Kementerian Haji dan Umroh menyampaikan rasa syukur atas pelaksanaan ibadah haji pada tahun 2026 ini. Setelah melaksanakan puncak ibadah haji, para jemaah haji secara bertahap dipulangkan ke Indonesia melalui Jeddah dan juga Madinah. Bersamaan dengan proses kepulangan itu, petugas Amirul Hajj tiba di Bandara Internasional Soekarno-Hatta, Tangerang, Banten, pada sekitar pukul 11 Waktu Indonesia Barat.
Di antara petugas yang tiba terdapat Menteri Haji, Muhammad Irfan Yusuf, dan Sekretaris Amirul Hajj, Ilfi Nurdiana. Selama berlangsungnya ibadah haji di Tanah Suci, Amirul Hajj bertanggung jawab atas upaya diplomasi, pengawasan, dan perlindungan jemaah, serta memberikan evaluasi dan rekomendasi terkait pelaksanaan haji, terutama untuk penyelenggaraan pada tahun ini.
Untuk tahun ini, rangkaian ibadah haji dinyatakan berjalan dengan baik dan lancar. Hingga saat ini sudah ada 120 kloter jemaah haji yang tiba kembali di Tanah Air, atau kurang lebih 22 persen dari kloter yang berangkat ke Tanah Suci. Pemulangan dilakukan dari Jeddah menuju Jakarta, sementara sebagian kloter masih dalam proses dari Mekah ke Madinah, dan kloter terakhir diperkirakan kembali ke Tanah Air pada 1 Juli.

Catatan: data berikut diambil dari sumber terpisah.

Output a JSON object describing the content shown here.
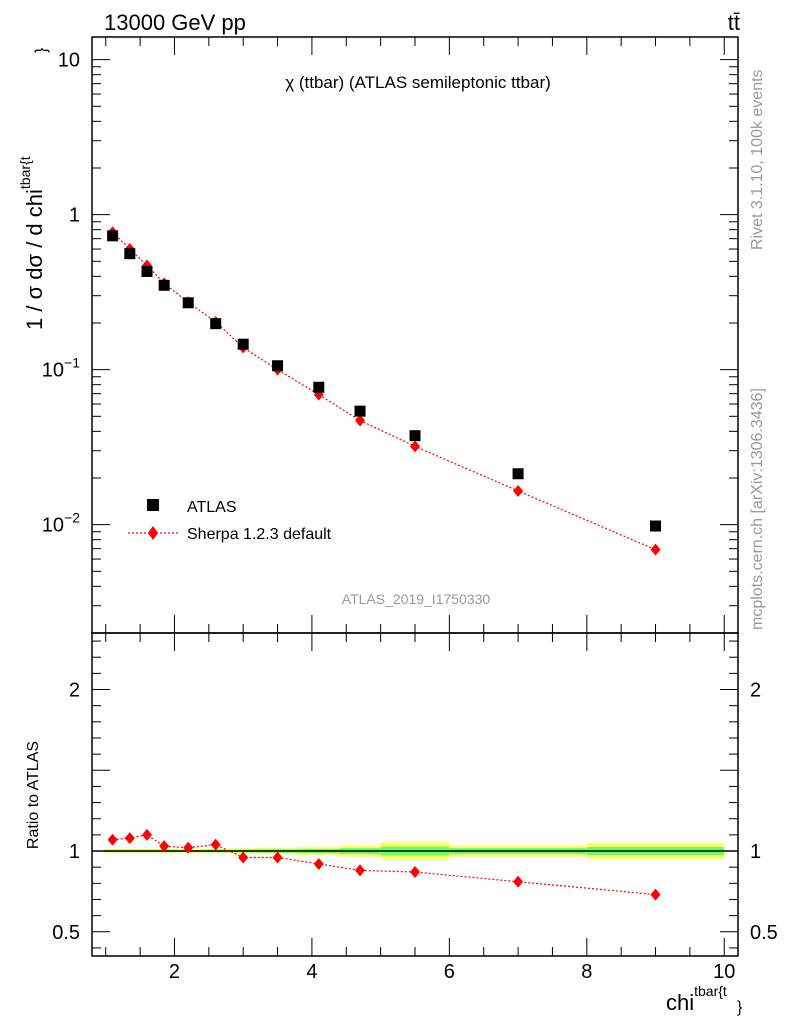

Menteri Haji Muhammad Irfan Yusuf menilai bahwa secara umum seluruh proses ibadah haji telah dilaksanakan sesuai dengan yang dijadwalkan dan direncanakan. Meski demikian, ia mengakui masih ada sejumlah titik yang harus ditingkatkan lagi untuk pelaksanaan haji tahun depan, sehingga evaluasi tetap diperlukan meski penyelenggaraan dinilai berjalan baik.

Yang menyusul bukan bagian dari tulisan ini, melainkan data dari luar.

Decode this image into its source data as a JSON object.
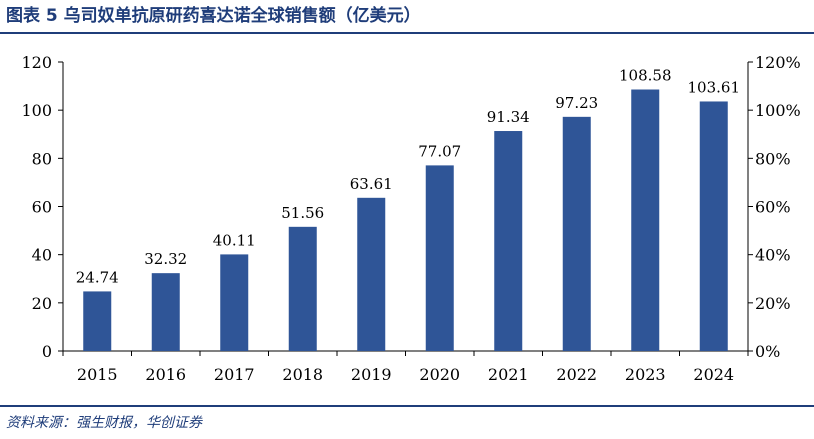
{
  "figure": {
    "title": "图表 5   乌司奴单抗原研药喜达诺全球销售额（亿美元）",
    "source": "资料来源：强生财报，华创证券"
  },
  "chart_data": {
    "type": "bar",
    "categories": [
      "2015",
      "2016",
      "2017",
      "2018",
      "2019",
      "2020",
      "2021",
      "2022",
      "2023",
      "2024"
    ],
    "values": [
      24.74,
      32.32,
      40.11,
      51.56,
      63.61,
      77.07,
      91.34,
      97.23,
      108.58,
      103.61
    ],
    "value_labels": [
      "24.74",
      "32.32",
      "40.11",
      "51.56",
      "63.61",
      "77.07",
      "91.34",
      "97.23",
      "108.58",
      "103.61"
    ],
    "ylim": [
      0,
      120
    ],
    "y_ticks": [
      "0",
      "20",
      "40",
      "60",
      "80",
      "100",
      "120"
    ],
    "y2lim": [
      0,
      1.2
    ],
    "y2_ticks": [
      "0%",
      "20%",
      "40%",
      "60%",
      "80%",
      "100%",
      "120%"
    ],
    "bar_color": "#2f5597",
    "grid": false,
    "legend": "none"
  }
}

Catatan utama dari pelaksanaan tahun ini, menurut Menteri Haji, ada pada faktor kesehatan. Penerapan SOP istitaah kesehatan tahun ini diperketat, sehingga banyak calon jamaah yang tidak bisa berangkat karena ketentuan tersebut. Bahkan, ketika sudah sampai di embarkasi pun dilakukan pemeriksaan ulang, dan sekitar 345 calon jamaah dianggap tidak layak atau tidak istitaah sehingga akhirnya dipulangkan.

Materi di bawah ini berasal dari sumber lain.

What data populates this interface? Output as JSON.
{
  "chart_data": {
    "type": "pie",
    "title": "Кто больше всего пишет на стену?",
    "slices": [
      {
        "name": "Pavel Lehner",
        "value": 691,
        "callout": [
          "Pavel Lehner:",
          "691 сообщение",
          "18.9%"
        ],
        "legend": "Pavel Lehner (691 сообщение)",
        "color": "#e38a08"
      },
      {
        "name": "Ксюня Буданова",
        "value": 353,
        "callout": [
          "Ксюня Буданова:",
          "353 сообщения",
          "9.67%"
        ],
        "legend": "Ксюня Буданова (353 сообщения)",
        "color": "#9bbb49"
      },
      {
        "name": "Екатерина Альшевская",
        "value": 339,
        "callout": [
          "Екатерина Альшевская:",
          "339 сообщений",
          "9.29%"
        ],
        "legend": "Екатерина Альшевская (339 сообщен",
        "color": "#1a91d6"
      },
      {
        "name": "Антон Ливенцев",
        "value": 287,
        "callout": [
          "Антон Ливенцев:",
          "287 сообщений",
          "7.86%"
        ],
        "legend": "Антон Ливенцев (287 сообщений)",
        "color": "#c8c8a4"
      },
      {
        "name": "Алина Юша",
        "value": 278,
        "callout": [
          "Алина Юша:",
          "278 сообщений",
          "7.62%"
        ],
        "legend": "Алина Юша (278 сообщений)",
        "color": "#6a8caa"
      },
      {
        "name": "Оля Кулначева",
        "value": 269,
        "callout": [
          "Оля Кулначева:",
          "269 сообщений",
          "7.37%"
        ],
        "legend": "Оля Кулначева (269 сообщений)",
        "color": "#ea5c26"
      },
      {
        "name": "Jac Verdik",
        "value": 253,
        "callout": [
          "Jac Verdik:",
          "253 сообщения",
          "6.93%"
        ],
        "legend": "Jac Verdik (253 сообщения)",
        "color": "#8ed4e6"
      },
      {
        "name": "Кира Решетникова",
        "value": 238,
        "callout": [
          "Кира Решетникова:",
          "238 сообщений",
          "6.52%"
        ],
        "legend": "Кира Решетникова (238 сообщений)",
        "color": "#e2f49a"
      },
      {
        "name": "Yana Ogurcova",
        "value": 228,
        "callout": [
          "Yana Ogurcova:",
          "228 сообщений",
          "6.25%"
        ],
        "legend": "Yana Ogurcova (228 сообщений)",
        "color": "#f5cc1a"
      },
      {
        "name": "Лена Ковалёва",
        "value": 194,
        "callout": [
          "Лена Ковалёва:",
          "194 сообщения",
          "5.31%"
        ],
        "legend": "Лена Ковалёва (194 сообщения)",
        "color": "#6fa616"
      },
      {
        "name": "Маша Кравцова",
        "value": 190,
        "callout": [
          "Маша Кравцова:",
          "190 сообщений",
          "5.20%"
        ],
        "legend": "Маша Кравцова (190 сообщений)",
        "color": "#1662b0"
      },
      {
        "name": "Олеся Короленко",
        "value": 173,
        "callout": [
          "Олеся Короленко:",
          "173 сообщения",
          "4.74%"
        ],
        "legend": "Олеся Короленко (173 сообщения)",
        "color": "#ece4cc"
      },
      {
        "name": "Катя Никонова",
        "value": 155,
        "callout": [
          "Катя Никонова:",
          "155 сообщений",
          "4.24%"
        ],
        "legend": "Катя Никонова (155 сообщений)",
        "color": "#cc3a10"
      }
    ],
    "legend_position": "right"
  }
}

Selain itu, setelah tiba di Arab Saudi pun masih ditemukan beberapa jamaah yang sebetulnya kurang layak dari sisi kesehatan. Menteri Haji menyebut ada daerah yang sudah baik dalam penerapan istitaah kesehatan, namun ada pula daerah lain yang dinilai kurang baik, sehingga hal tersebut akan menjadi salah satu perhatian utama bagi kementerian ke depan.
Catatan kesehatan berikutnya berkaitan dengan pelayanan kesehatan bagi jemaah selama di Arab Saudi. Di sana terdapat Klinik Kesehatan Haji Indonesia atau KKHI yang beroperasi di Mekah maupun Madinah. Di bawah KKHI juga terdapat klinik satelit, dan selain itu di setiap hotel tempat jemaah menginap disediakan klinik tersendiri untuk menunjang pelayanan kesehatan jemaah.